- Expression of voltage-activated chloride currents in acute slices of human gliomas.
Expression of voltage-activated chloride currents in acute slices of human gliomas.
Using whole-cell patch-clamp recordings, we identified a novel voltage-activated chloride current that was selectively expressed in glioma cells from 23 patient biopsies. Chloride currents were identified in 64% of glioma cells studied in acute slices of nine patient biopsies. These derived from gliomas of various pathological grades. In addition, 98% of cells acutely isolated or in short-term culture from 23 patients diagnosed with gliomas showed chloride current expression. These currents, which we termed glioma chloride currents activated at potentials >45 mV, showed pronounced outward rectification, and were sensitive to bath application of the presumed Cl- channel specific peptide chlorotoxin (approximately 600 nM) derived from Leiurus scorpion venom. Interestingly, low grade tumours (e.g., pilocytic astrocytomas), containing more differentiated, astrocyte-like cells showed expression of glioma chloride currents in concert with voltage-activated sodium and potassium currents also seen in normal astrocytes. By contrast, high grade tumours (e.g., glioblastoma multiforme) expressed almost exclusively chloride currents, suggesting a gradual loss of Na+ currents and gain of Cl- currents with increasing pathological tumour grade. To expand on the observation that these chloride currents are glioma-specific, we introduced experimental tumours in scid mice by intracranial injection of D54MG glioma cells and subsequently recorded from tumour cells and adjacent normal glial cells in acute slices.
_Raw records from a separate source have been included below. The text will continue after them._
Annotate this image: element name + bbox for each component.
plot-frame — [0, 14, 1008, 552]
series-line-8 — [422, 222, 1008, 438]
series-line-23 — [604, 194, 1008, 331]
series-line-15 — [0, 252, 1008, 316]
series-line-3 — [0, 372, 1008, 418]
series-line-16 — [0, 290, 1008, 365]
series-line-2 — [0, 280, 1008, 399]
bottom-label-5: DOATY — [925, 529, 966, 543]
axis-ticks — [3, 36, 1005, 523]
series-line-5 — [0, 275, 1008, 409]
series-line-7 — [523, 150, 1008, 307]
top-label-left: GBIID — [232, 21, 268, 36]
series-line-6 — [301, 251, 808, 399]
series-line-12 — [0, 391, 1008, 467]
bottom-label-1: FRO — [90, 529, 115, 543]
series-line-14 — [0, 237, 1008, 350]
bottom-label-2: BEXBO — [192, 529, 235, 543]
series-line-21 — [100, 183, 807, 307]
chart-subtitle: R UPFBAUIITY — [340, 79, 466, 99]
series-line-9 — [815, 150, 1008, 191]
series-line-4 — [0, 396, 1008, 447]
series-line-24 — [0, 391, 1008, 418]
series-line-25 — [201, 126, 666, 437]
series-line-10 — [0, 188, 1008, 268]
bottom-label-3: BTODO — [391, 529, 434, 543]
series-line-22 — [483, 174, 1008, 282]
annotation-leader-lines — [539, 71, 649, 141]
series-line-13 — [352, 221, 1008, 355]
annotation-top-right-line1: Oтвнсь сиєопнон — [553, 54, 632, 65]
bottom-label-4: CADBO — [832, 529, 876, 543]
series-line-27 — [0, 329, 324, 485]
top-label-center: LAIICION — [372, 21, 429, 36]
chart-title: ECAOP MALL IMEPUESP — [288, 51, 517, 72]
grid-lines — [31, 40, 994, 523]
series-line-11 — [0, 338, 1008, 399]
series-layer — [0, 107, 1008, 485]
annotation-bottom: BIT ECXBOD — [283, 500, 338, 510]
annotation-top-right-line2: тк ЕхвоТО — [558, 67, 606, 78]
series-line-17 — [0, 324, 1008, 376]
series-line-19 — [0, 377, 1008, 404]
We consistently observed expression of chlorotoxin-sensitive chloride channels in implanted glioma cells, but without evidence for expression of chloride channels in surrounding "normal" host glial cells, suggesting that these chloride channels are probably a glioma-specific feature. Finding of this novel glioma specific Cl- channel in gliomas in situ and it's selective binding of chlorotoxin may provide a way to identify or target glioma cells in the future.